The contrast with this year is striking. I saw no evidence of enthusiasm for McCain. My brother-in-law's father - a diehard Republican - hates McCain and would seriously consider voting for Obama if only he had more experience. This guy was an actual Swift Boater who served with John Kerry and turned down a request to appear on one of those ads, not because he liked Kerry but because he didn't want to dredge up that stuff again. He lives in Colorado and sees evidence of Democratic revival everywhere there. He might leave the Presidential spot blank on the ballot.
Not surprisingly, the Obama signs were most prevalent in the college towns like Bozeman, or the "latte-sipping" enclaves like Santa Fe. But I also saw plenty along the highway in Wyoming, Nebraska and Idaho. The heavily Republican and Mormon towns in Utah, southern Idaho and southwestern Wyoming showed no evidence of a political race whatsoever.
I hadn't really traveled out West in several years.
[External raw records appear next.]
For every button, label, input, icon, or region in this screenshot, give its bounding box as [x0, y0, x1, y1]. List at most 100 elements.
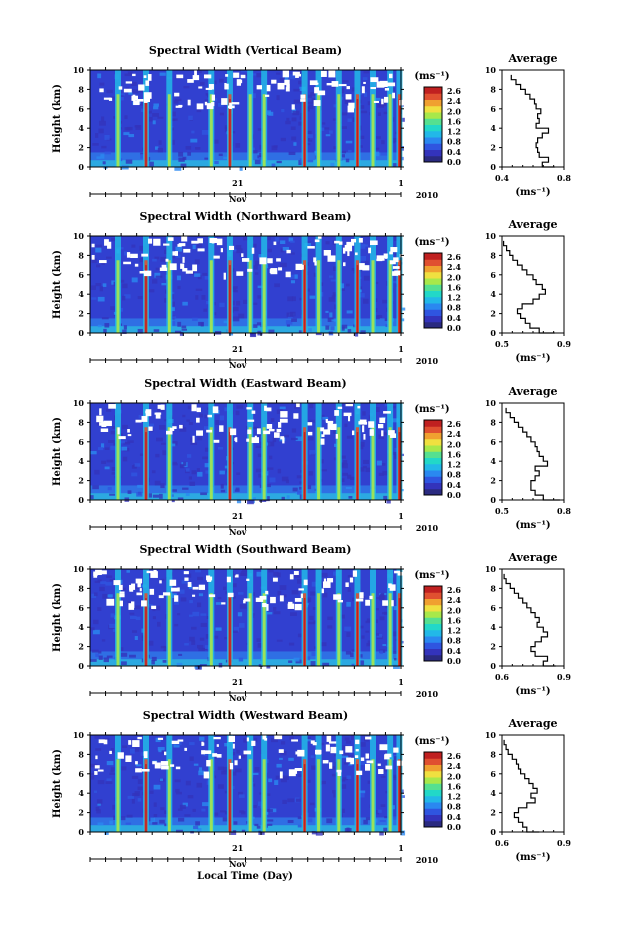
missing-data-patch — [309, 80, 318, 86]
heatmap-cell — [110, 430, 118, 435]
missing-data-patch — [141, 769, 150, 772]
missing-data-patch — [128, 603, 135, 610]
heatmap-cell — [360, 105, 365, 109]
heatmap-cell — [154, 605, 161, 611]
heatmap-cell — [163, 735, 167, 740]
heatmap-cell — [258, 156, 263, 160]
heatmap-cell — [197, 828, 202, 832]
heatmap-cell — [182, 414, 186, 418]
average-y-tick-label: 8 — [490, 250, 496, 260]
heatmap-cell — [285, 120, 291, 125]
heatmap-cell — [392, 631, 399, 637]
heatmap-cell — [137, 484, 143, 488]
heatmap-cell — [251, 497, 256, 500]
heatmap-cell — [339, 150, 347, 154]
heatmap-cell — [400, 830, 406, 836]
heatmap-cell — [309, 295, 316, 299]
heatmap-cell — [283, 434, 289, 438]
missing-data-patch — [213, 255, 220, 259]
missing-data-patch — [344, 244, 353, 252]
heatmap-cell — [251, 150, 258, 154]
missing-data-patch — [286, 84, 290, 88]
missing-data-patch — [216, 744, 219, 747]
heatmap-cell — [309, 404, 314, 409]
colorbar-swatch — [424, 259, 442, 266]
missing-data-patch — [268, 428, 275, 432]
missing-data-patch — [377, 763, 381, 766]
time-tick-label: 1 — [398, 843, 404, 853]
heatmap-cell — [104, 466, 110, 470]
heatmap-cell — [346, 310, 353, 314]
band-inner — [116, 759, 120, 832]
time-tick-label: 21 — [232, 178, 243, 188]
colorbar-tick-label: 0.0 — [447, 656, 461, 666]
band-inner — [317, 260, 321, 333]
heatmap-cell — [342, 80, 349, 83]
heatmap-cell — [188, 614, 193, 617]
missing-data-patch — [282, 70, 290, 78]
heatmap-cell — [327, 616, 333, 621]
missing-data-patch — [119, 600, 123, 607]
missing-data-patch — [196, 407, 201, 413]
missing-data-patch — [127, 434, 132, 437]
heatmap-cell — [380, 152, 388, 156]
missing-data-patch — [266, 423, 273, 429]
heatmap-cell — [91, 285, 96, 291]
heatmap-cell — [120, 440, 125, 444]
missing-data-patch — [355, 749, 359, 752]
heatmap-cell — [177, 285, 181, 290]
heatmap-cell — [252, 804, 257, 808]
missing-data-patch — [232, 743, 235, 749]
heatmap-cell — [105, 781, 113, 785]
heatmap-cell — [95, 806, 100, 811]
average-profile-line — [505, 407, 560, 501]
missing-data-patch — [263, 430, 271, 435]
missing-data-patch — [321, 588, 324, 594]
colorbar-swatch — [424, 648, 442, 656]
colorbar-unit: (ms⁻¹) — [414, 570, 449, 581]
colorbar-tick-label: 0.4 — [447, 313, 461, 323]
missing-data-patch — [339, 750, 344, 755]
heatmap-cell — [153, 802, 157, 807]
band-inner — [209, 427, 213, 500]
heatmap-cell — [106, 778, 112, 781]
heatmap-cell — [124, 73, 132, 77]
band-inner — [167, 94, 171, 167]
colorbar-tick-label: 2.6 — [447, 585, 461, 595]
missing-data-patch — [270, 268, 278, 275]
heatmap-cell — [131, 277, 138, 283]
missing-data-patch — [337, 770, 342, 776]
missing-data-patch — [328, 741, 337, 744]
missing-data-patch — [157, 737, 164, 740]
heatmap-cell — [179, 427, 187, 432]
colorbar-tick-label: 0.4 — [447, 480, 461, 490]
heatmap-cell — [109, 772, 116, 775]
heatmap-cell — [266, 819, 274, 822]
heatmap-cell — [182, 487, 189, 490]
heatmap-cell — [195, 569, 201, 573]
heatmap-cell — [284, 76, 289, 81]
average-y-tick-label: 2 — [490, 808, 496, 818]
missing-data-patch — [225, 74, 229, 77]
heatmap-cell — [120, 661, 127, 666]
heatmap-cell — [158, 140, 162, 145]
missing-data-patch — [300, 94, 306, 99]
heatmap-cell — [394, 658, 399, 661]
missing-data-patch — [392, 266, 400, 269]
colorbar-swatch — [424, 290, 442, 298]
heatmap-cell — [157, 147, 163, 153]
heatmap-cell — [268, 111, 274, 116]
colorbar-swatch — [424, 130, 442, 138]
heatmap-cell — [100, 581, 107, 585]
missing-data-patch — [231, 102, 240, 105]
heatmap-cell — [152, 258, 157, 262]
missing-data-patch — [206, 103, 214, 110]
y-tick-label: 2 — [78, 309, 84, 319]
heatmap-cell — [391, 163, 399, 168]
heatmap-cell — [254, 767, 260, 772]
heatmap-cell — [281, 775, 285, 780]
y-tick-label: 8 — [78, 749, 84, 759]
colorbar-swatch — [424, 802, 442, 809]
missing-data-patch — [394, 570, 401, 574]
missing-data-patch — [264, 405, 267, 411]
The mentality is much different than here in the South. I love living near the Smoky Mountains and within Southern Appalachian culture. But I found the West quite refreshing in many ways. Unlike Appalachia, where one is defined by ten generations of kinship ties, the West is a land where people redefine themselves on a regular basis. I think that Obama's earnest self-appraisal as evidenced in his memoir and in much of his message really resonates with Westerners. That was my surface observation at least.
Anyway, it was so nice being away from a computer for a month and only catching up on snippets of the news. The polls have hardly budged since mid-June, which, as far as I am concerned, is perfectly alright. The race has reached a sort of stasis where the media gropes for daily outrages and gaffes. But at the heart of this race are two very different voting bases: one committed and the other deflated and apathetic. Remember that as much as we gripe about Obama, it's nothing compared to the Right and McCain.
Is there anywhere in America where support for McCain is anything on the level of support for Bush in 2004? If not here in the Republican South, or in the Republican West, then where?